Een voorbeeld. Als ik met iemand praat die beweert dat niemand een superieure visie op de geestelijke werkelijkheid heeft, antwoord ik altijd dat ook dat een visie op de geestelijke werkelijkheid is, met als claim dat de wereld beter wordt als iedereen het gelooft. Iedereen heeft onvermijdelijk exclusieve visies. Daarom is de echte vraag voor iemand die het christelijk geloof om deze reden niet aannemelijk vindt niet: Denk je dat je de waarheid hebt? maar: Welke waarheidsclaims leiden tot een vredelievende, niet-superieure houding tegenover mensen met wie je grondig van mening verschilt?
Het centrum van de christelijke waarheidsclaim is een Mens aan een kruis, stervend voor Zijn vijanden, biddend om vergeving voor hen. Ieder die de implicaties daarvan doordenkt, zal uitkomen bij liefde en respect, zelfs voor tegenstanders.
Contextualisatie
In dit voorbeeld neem ik een hoofdthema uit de seculiere cultuur, namelijk dat we leven in een pluralistische samenleving leven en dat we bronnen voor vredelievendheid nodig hebben. Ik beargumenteer dat religieus relativisme geen oplossing is. In plaats daarvan wijs ik erop dat het verlangen van onze pluralistische cultuur naar vrede en respect tussen mensen met een verschillend geloof het beste wordt vervuld in Jezus’ dood aan het kruis.

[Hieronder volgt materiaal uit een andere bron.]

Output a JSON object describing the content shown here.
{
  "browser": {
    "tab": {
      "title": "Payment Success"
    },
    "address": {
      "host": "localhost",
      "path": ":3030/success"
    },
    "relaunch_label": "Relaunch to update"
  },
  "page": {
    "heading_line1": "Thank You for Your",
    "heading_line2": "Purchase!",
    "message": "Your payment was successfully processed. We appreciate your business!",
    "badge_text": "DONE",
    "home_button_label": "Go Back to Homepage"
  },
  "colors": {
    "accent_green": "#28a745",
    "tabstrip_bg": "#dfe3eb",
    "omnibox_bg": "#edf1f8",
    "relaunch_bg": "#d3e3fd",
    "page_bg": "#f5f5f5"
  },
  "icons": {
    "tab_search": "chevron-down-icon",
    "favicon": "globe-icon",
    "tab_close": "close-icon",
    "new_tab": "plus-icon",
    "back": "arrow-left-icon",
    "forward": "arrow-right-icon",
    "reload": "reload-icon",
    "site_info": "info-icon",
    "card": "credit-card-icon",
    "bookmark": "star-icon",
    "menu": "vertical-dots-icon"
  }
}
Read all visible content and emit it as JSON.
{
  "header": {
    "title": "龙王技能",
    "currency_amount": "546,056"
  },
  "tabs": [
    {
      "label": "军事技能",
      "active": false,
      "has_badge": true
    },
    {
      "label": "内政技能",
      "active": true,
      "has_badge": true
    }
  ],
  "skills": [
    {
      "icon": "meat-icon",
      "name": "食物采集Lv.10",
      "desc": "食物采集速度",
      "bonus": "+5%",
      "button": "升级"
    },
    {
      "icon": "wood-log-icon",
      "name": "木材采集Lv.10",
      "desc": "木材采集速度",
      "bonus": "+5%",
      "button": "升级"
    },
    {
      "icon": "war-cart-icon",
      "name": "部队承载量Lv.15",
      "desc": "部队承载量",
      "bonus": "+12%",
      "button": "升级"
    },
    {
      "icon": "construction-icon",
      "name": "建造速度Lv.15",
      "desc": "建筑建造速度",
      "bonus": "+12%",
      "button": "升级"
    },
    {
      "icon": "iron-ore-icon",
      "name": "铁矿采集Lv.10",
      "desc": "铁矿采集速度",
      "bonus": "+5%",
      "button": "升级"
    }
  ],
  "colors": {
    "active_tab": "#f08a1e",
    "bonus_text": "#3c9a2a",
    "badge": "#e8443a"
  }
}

Dit is contextualisatie - het laten zien van de aannemelijkheid van het geloof in woorden die mijn cultuur kan begrijpen. Dat moeten we vandaag de dag doen.
Natuurlijk is er altijd het gevaar van overcontextualisatie, maar er is eenzelfde gevaar van ondercontextualisatie. Als je te veel aanpast, haal je de afgoden van de nieuwe cultuur binnen. Maar als je te weinig aanpast, zou je de afgoden van de oude cultuur wel eens binnen kunnen halen. Stilstaan is geen garantie voor leerstellige zuiverheid. We kunnen er niet omheen om hierover na te denken.
De auteur is predikant van Redeemer Presbyterian Church in New York. De tekst van dit artikel is ontleend aan zijn bijdrage aan het boek ”The Supremacy of Christ in a Postmodern World”, dat onlangs verscheen bij Crossway Books (www.crossway.com).